NYMC Faculty Publications

Title

Serum Antigen 85 Levels in Adjunct Testing for Active Mycobacterial Infections in Orangutans

Document Type

Article

Publication Date

January 2001

Department

Microbiology and Immunology

Abstract

Diagnosis of active mycobacterial disease in orangutans (Pongo pygmaeus) has been impeded by high levels of non-specific intradermal skin test reactivity to mycobacterial antigens. This may be due in part to cross reactivity between antigens, tuberculin concentrations used or other species-specific factors. Antigen 85 (Ag85) complex proteins are major secretory products of actively growing mycobacteria, and measurement of serum Ag85 could provide a method for determining active mycobacterial infections that was not dependent on host immunity. Serum Ag85 was measured by dot-immunobinding assay using monoclonal anti-Ag85, purified Ag85 standard and enhanced chemiluminescence technology in coded serum samples from 14 captive orangutans from a zoo in Colorado, 15 semi-captive orangutans in Malaysia, and 19 free-ranging wild orangutans in Malaysia. Orangutans from Colorado (USA) were culture negative for Mycobacterium tuberculosis and M. avium, although all had laboratory suspicion or evidence of mycobacterial infection; median serum Ag85 was 10 microU/ml (range, <0.25-630 microU/ml).

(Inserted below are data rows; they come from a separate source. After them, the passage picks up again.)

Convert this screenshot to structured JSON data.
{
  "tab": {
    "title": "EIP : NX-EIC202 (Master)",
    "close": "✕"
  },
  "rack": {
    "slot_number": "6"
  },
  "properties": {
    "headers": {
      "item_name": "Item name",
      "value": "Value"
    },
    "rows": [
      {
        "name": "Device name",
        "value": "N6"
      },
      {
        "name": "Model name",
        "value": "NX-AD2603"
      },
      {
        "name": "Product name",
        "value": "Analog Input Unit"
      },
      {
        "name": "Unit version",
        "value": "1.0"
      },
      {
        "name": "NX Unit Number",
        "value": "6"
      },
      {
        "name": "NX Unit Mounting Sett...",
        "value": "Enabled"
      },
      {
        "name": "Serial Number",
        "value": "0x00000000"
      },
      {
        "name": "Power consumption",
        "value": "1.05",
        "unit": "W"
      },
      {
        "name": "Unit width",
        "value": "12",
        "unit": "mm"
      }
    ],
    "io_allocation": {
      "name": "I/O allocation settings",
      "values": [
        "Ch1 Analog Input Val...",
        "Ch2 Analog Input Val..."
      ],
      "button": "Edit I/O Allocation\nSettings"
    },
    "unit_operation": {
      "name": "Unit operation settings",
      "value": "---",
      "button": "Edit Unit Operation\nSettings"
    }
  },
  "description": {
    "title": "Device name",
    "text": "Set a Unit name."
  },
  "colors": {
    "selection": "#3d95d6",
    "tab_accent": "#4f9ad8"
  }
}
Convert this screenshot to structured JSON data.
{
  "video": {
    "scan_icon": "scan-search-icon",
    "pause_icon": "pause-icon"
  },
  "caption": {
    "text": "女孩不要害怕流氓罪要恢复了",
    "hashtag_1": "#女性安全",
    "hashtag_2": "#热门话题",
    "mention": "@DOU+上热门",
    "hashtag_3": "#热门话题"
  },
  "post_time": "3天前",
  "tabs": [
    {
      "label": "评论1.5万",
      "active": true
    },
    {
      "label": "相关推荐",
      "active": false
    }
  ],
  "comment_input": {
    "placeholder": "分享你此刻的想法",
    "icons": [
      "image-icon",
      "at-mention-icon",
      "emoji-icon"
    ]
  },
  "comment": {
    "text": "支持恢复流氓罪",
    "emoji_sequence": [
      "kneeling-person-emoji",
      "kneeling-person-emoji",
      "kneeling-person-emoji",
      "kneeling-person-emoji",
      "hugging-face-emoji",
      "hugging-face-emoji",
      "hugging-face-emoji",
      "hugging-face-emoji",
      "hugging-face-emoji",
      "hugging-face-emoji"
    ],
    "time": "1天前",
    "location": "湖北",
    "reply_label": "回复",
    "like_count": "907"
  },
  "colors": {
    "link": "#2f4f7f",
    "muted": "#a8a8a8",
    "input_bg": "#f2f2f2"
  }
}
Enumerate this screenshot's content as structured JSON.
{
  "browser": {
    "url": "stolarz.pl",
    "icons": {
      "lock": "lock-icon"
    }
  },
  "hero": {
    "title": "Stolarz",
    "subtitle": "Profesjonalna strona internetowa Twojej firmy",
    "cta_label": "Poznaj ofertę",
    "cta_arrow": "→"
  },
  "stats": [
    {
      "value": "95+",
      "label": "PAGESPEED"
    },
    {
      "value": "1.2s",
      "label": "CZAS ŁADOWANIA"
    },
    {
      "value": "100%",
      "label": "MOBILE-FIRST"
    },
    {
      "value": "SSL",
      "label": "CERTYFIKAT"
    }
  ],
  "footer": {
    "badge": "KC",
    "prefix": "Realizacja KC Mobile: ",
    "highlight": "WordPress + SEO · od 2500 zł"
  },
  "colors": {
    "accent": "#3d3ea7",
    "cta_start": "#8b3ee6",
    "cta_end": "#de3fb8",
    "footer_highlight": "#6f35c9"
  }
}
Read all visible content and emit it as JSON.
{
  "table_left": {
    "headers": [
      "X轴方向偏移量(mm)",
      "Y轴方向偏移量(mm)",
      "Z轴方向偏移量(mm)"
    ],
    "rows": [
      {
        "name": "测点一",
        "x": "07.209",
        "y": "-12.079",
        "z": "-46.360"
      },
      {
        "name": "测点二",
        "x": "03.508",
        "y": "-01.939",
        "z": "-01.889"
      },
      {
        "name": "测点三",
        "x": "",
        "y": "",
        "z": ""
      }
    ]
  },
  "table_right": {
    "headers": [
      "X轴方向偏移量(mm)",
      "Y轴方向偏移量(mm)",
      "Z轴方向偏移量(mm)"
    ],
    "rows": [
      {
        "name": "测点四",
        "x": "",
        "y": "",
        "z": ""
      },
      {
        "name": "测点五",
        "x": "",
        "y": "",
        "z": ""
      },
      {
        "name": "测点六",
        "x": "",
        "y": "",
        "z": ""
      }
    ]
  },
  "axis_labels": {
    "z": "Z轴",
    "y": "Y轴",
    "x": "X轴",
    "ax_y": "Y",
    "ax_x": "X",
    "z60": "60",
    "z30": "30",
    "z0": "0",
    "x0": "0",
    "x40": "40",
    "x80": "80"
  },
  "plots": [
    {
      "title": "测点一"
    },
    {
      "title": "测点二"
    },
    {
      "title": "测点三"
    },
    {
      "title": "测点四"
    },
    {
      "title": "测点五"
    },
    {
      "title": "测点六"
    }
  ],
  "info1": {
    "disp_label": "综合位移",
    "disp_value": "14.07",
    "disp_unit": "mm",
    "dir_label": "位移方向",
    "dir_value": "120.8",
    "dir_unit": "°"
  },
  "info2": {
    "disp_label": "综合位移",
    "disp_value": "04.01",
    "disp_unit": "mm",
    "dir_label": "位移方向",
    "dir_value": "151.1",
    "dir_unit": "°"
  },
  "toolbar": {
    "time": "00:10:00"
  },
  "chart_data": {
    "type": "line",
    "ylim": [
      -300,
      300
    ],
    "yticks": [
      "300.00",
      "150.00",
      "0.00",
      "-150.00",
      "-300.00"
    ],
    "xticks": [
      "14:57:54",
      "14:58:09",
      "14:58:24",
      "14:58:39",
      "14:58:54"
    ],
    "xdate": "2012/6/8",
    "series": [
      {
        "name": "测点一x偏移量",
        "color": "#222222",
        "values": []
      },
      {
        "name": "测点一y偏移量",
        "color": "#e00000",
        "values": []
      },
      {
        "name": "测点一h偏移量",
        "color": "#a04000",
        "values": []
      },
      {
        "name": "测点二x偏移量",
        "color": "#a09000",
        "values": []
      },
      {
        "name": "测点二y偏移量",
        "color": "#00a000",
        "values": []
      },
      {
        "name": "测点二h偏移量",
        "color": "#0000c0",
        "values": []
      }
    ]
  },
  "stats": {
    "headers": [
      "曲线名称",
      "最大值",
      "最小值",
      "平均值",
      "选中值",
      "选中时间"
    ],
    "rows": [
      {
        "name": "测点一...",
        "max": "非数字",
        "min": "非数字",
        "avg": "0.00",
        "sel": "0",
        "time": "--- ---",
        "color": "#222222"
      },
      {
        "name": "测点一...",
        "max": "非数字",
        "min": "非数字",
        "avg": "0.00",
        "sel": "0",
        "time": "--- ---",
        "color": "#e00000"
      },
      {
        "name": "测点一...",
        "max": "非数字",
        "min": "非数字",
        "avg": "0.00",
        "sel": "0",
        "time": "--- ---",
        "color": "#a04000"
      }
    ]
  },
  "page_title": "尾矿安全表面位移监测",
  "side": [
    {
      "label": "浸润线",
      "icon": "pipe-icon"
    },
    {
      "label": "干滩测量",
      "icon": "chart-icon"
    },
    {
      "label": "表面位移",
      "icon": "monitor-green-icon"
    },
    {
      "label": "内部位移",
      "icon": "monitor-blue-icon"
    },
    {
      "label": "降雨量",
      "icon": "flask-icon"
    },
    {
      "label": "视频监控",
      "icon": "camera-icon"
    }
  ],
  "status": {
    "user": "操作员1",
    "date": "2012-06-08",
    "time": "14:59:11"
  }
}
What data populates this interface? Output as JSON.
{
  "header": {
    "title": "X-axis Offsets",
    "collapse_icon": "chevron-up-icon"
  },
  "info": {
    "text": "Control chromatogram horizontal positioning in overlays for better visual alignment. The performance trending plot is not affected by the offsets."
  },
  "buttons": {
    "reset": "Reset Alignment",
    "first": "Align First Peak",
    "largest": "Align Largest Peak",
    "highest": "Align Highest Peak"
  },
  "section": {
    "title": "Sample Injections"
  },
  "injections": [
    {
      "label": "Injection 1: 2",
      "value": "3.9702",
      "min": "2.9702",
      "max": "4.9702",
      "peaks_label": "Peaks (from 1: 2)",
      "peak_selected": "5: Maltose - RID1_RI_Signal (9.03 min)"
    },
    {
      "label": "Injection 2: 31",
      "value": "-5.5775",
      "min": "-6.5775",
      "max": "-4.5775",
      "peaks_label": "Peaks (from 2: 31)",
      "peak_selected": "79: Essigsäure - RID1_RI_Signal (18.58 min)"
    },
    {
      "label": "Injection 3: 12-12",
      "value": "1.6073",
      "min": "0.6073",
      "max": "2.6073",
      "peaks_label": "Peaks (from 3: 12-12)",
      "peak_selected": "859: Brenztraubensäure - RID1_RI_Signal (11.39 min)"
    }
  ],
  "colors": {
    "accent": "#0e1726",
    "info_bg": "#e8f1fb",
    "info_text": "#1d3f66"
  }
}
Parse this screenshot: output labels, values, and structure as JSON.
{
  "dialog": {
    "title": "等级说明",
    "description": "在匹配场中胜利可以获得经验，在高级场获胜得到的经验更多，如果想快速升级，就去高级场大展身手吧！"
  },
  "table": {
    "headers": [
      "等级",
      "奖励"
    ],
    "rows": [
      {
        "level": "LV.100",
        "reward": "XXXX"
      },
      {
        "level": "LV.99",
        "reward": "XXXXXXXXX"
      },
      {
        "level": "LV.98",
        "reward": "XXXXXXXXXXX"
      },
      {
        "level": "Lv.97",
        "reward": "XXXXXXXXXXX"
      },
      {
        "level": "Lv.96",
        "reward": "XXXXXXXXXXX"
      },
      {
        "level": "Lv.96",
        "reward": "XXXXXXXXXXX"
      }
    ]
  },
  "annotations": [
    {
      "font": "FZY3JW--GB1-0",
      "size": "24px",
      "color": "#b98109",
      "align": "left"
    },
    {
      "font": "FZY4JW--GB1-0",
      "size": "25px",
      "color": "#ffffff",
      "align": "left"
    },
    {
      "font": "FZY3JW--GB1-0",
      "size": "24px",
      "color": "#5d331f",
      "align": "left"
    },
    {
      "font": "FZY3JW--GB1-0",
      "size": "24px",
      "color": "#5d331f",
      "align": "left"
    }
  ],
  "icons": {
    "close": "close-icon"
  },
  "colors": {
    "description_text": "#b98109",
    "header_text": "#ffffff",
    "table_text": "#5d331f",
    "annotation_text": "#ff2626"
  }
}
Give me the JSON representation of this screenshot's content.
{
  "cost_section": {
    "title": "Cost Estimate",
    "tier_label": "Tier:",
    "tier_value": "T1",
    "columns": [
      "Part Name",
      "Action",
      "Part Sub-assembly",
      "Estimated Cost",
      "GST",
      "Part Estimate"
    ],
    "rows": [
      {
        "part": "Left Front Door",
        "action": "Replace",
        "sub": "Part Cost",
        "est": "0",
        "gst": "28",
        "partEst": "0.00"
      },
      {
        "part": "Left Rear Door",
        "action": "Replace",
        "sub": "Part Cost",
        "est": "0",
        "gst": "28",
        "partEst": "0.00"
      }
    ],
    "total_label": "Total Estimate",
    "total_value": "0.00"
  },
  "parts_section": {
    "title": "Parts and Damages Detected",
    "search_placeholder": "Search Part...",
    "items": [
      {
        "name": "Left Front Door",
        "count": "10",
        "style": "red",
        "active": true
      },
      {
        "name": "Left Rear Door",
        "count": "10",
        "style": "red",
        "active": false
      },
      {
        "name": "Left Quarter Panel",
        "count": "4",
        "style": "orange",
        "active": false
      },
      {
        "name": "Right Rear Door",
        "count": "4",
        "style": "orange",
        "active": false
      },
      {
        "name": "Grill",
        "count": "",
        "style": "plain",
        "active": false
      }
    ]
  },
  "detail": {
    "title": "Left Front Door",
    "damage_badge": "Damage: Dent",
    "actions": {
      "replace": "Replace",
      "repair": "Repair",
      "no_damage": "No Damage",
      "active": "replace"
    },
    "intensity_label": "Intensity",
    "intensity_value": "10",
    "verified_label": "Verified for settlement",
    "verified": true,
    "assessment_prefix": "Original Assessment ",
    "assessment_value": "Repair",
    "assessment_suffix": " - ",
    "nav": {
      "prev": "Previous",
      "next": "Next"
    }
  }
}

Of the semi-captive orangutans, six were skin test reactive and two were culture positive for M. avium on necropsy. Median serum Ag85 for this group was 1,880 microU/ml (0.75-7,000 microU/ml), significantly higher than that of Colorado zoo or free-ranging Malaysian orangutans. Median serum Ag85 in the latter group was 125 microU/ml (range, 0.75-2,500 microU/ml). These data suggest that suggest that additional studies using more specific reagents and more samples from animals of known status are appropriate.